When asked whether the CTOC offered to help with the campaign, Chi said: “Not only is the CTOC unsupportive, but it also spread rumors [to dampen the campaign].”
“Nevertheless, there is no reason to feel dejected,” she added. “We have no excuses to be dispirited. I reject being defeated by setbacks. The people in the campaign share the same belief with me: that the second phase of the petition must succeed. That is the only option we have.”
Chi said Chapter 4, Article 30-2 of the Olympic Charter states that “the name of [a national Olympic committee] must reflect the territorial extent and tradition of its country, and shall be subject to the approval of the IOC Executive Board.”
“Even the name ‘Chinese Taipei’ is at odds with the Olympic Charter, since our territorial extent goes beyond Taipei. We have other territories. Why not call it ‘Chinese Taichung,’ ‘Chinese Kaohsiung,’ or ‘Chinese Taitung’?” she said.
The government was in 1981 given another name option for the nation to compete under at the Olympic Games, which was “Chinese Taiwan” (中華台灣), but the government rejected the offer, Chi said.
“My impression is that [the government] was afraid of the appearance of ‘Taiwan,’ because they equated ‘Taiwan’ with Taiwanese independence,” Chi said.
Some have criticized the campaign as a political maneuver to support Taiwanese independence.
“No, it is not,” Chi said. “Think about it: Who was president when we competed in the Olympics under the name ‘Taiwan’ in 1960, 1964 and 1968? Chiang Kai-shek. There was no way the nation could have participated in the Games without his approval. So, was he also pro-independence?”
The Ministry of Foreign Affairs has said that the so-called “Olympic model” is an international agreement, so it is uncertain whether the government can change the title of the nation’s Olympic team even if a referendum is passed.
“Whether the referendum result can be implemented is of secondary concern,” Chi said. “Once the referendum is passed, the government would have to instruct [the CTOC] to submit a name change proposal to the IOC.”
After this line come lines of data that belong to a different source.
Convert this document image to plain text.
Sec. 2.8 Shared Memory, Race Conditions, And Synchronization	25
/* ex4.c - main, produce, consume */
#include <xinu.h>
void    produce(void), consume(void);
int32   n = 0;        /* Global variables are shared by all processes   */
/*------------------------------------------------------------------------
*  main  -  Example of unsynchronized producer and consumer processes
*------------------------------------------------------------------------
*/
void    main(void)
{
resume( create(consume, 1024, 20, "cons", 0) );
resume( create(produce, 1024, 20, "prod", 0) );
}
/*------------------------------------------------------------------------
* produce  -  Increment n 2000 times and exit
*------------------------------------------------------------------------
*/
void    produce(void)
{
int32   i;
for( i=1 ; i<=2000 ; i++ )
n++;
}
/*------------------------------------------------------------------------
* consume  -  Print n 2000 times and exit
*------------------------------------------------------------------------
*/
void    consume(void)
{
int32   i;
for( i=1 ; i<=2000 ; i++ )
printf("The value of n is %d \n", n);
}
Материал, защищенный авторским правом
“We need to let the voice of Taiwanese be heard by the international community,” she said. “If you do not utter a word and care for your own affairs, how would you expect others to help you?”
“It is essential that we make effort, unite in one voice and make the referendum pass,” Chi said. “Only then can our friends in the international community would have a foundation to stand upon to support us.”